After all the north west has produced the largest earthquakes in the US. With Alaska further up... carrying the record at a magnitude 9.2.

EDIT: Also wanted to add an excerpt from the article... 


> The first clue came from geography. Almost all of the world’s most powerful earthquakes occur in the Ring of Fire, the volcanically and seismically volatile swath of the Pacific that runs from New Zealand up through Indonesia and Japan, across the ocean to Alaska, and down the west coast of the Americas to Chile. Japan, 2011, magnitude 9.0; Indonesia, 2004, magnitude 9.1; Alaska, 1964, magnitude 9.2; Chile, 1960, magnitude 9.5—not until the late nineteen-sixties, with the rise of the theory of plate tectonics, could geologists explain this pattern. The Ring of Fire, it turns out, is really a ring of subduction zones. Nearly all the earthquakes in the region are caused by continental plates getting stuck on oceanic plates—as North America is stuck on Juan de Fuca—and then getting abruptly unstuck. And nearly all the volcanoes are caused by the oceanic plates sliding deep beneath the continental ones, eventually reaching temperatures and pressures so extreme that they melt the rock above them.


----------



## spectacular (Jul 29, 2015)

cool! i'm in portland right now. i keep thinking about earthquakes happening as i climb the rocks on the way to my sleeping spot along the river. i'd be toast. nice article.


----------



## Art101 (Jul 29, 2015)

its a great scifi story There will be a big quake indeed and it will suck but reality is a touch different. Welcome to the site lol,My geologist friends in Seattle said that story is awesome..Yeshttp://www.wallyhood.org/2015/07/corrections-to-the-new-yorker-earthquake-story/


----------



## Odin (Jul 29, 2015)

This is useful.

http://crew.org/sites/default/files/cascadia_subduction_scenario_2013.pdf


----------



## Kim Chee (Jul 29, 2015)

I'm all for earthquakes, volcanoes, tsunamis, hurricanes and all manner of natural phenomena. It is what has been happening to this planet presumably long before we were here and will likely be going on long after we are gone.


----------



## Tude (Jul 30, 2015)

I'm on a bunch of conspiracy sites and the doom and gloom runs a muck there but there has been a heavier concentration of the BIG ONE coming for the west coast. And the fact that several volcanoes in Indonesia are threatening to really go (they are smoking with ash not) airspace has been compromised and some EQ in Alaska --- well the CT sites are busy ... Whole bunch of fun tools they have too. ooooOO @Odin - I should send you some of these ...

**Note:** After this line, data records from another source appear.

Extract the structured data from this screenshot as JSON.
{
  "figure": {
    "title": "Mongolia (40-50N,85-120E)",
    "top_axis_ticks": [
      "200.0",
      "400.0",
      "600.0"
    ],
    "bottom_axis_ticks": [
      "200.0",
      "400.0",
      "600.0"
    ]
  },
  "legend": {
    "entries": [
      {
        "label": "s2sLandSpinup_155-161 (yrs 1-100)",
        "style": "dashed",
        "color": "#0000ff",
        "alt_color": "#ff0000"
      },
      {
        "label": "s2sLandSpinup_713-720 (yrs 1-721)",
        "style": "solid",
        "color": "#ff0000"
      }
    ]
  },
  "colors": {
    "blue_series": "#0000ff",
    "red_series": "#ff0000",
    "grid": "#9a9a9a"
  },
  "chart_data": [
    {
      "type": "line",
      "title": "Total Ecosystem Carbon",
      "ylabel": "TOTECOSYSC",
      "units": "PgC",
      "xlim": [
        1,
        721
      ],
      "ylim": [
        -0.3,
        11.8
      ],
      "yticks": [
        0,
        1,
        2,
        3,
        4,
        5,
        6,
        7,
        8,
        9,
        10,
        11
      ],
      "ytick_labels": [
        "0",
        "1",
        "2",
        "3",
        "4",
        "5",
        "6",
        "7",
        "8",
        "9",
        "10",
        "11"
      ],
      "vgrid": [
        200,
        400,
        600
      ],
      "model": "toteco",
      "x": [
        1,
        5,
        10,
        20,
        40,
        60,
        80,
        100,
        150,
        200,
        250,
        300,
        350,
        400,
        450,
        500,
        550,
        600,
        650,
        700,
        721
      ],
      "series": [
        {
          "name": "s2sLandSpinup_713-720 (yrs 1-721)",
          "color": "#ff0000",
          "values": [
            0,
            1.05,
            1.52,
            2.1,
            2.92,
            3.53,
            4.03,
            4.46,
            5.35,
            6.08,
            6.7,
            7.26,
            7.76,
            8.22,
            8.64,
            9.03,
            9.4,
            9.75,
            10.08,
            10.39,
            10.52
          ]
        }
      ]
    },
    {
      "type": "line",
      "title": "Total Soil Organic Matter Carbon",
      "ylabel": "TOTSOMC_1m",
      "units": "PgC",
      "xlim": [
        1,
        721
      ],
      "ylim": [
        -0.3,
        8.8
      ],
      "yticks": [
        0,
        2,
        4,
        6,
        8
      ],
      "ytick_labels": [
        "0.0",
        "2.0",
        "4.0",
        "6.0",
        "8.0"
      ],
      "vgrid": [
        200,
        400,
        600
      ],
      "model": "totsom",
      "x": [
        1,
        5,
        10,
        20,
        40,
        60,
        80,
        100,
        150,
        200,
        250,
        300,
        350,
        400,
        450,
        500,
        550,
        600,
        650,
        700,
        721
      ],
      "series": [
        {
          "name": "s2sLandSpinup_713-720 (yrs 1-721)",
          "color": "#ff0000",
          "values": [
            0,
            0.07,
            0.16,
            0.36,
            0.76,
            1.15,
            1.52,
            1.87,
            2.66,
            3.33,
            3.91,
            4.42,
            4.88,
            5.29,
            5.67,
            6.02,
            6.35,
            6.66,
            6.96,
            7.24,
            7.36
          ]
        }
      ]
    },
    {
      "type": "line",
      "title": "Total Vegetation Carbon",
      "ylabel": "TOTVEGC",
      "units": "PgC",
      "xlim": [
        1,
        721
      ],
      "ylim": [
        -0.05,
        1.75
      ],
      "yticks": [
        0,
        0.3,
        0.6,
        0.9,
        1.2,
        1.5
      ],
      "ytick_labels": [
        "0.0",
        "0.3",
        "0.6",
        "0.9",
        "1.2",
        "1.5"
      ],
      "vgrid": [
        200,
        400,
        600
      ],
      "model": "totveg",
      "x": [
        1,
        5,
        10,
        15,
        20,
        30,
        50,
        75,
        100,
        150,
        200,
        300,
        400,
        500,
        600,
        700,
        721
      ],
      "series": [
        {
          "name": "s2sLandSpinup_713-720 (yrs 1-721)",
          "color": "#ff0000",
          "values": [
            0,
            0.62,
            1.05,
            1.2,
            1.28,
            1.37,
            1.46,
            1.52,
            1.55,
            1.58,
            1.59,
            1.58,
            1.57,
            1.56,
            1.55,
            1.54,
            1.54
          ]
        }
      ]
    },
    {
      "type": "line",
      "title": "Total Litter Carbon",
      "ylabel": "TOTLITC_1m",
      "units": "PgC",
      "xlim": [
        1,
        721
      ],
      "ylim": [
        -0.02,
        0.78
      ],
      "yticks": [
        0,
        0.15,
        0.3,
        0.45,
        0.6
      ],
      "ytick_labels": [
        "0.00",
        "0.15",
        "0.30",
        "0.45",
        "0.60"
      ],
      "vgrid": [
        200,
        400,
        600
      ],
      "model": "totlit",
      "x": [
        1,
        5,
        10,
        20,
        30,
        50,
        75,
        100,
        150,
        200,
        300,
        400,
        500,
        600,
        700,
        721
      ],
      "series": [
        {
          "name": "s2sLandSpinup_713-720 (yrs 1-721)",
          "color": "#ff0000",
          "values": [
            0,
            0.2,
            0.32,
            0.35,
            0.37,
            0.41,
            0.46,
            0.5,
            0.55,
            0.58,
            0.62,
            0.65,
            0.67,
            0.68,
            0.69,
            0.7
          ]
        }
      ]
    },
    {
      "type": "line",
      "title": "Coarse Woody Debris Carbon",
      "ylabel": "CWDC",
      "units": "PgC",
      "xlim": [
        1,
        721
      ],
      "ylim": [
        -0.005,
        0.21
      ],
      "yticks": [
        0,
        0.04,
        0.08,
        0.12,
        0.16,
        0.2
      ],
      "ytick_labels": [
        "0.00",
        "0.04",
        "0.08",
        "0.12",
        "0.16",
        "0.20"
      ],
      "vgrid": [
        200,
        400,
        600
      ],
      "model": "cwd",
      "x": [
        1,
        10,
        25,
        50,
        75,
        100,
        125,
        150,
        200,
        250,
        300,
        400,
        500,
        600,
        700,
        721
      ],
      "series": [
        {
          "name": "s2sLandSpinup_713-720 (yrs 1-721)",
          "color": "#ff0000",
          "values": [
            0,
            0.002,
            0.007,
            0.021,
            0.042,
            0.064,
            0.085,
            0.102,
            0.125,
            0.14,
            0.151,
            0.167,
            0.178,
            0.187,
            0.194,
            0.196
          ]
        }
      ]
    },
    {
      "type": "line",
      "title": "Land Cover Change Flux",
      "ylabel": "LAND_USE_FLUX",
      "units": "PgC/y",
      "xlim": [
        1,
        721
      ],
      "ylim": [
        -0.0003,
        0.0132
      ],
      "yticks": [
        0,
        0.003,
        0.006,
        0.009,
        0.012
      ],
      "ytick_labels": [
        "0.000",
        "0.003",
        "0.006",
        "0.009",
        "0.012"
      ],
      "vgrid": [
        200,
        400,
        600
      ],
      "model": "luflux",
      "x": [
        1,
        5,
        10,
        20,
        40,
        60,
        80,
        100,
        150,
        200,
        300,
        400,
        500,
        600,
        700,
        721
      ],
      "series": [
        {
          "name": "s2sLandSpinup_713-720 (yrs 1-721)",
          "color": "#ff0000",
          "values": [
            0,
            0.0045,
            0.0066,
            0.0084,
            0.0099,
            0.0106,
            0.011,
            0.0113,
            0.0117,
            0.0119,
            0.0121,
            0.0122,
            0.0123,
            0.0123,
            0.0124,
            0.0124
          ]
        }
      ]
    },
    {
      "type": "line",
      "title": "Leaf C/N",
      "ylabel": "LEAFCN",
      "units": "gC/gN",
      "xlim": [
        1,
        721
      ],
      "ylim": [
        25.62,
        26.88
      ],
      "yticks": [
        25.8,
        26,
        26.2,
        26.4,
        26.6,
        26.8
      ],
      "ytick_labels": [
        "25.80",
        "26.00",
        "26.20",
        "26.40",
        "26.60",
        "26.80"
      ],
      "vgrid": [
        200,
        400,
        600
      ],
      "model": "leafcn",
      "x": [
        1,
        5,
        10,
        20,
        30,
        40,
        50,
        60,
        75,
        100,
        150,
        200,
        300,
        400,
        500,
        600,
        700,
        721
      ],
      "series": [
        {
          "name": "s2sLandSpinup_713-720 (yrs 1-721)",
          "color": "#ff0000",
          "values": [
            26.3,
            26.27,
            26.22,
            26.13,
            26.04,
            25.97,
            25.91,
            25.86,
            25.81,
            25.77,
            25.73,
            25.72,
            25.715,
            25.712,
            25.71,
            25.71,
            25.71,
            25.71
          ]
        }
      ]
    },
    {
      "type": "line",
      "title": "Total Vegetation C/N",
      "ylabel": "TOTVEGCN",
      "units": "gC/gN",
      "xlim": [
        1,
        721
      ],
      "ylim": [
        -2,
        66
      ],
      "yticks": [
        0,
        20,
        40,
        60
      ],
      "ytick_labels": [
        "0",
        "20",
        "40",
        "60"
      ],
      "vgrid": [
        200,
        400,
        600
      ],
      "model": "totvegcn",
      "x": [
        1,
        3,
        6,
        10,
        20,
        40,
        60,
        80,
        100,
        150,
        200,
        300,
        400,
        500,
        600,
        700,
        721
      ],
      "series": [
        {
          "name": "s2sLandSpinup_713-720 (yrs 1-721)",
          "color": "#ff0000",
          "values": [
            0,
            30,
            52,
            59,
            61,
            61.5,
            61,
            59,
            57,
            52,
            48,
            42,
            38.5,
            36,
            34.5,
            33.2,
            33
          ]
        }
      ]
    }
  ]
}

http://ds.iris.edu/seismon/

http://earthquaketrack.com/


----------



## Andrea Van Scoyoc (Jul 30, 2015)

People have been predicting, "the big one," for years.

I don't discount anything because I don't feel there's anything that's impossible.

But...I hope it never happens.


----------



## Mankini (Aug 15, 2015)

There is a wonderful project DARPA is working on right now that scans the internet for buzz trends and tries to predict the future based off that. I forget the name but its closely tied in with chaos theory, pattern recognition, and Fibonacci.

Nikolas Taleb wrote an excellent series on this kind of stuff.


----------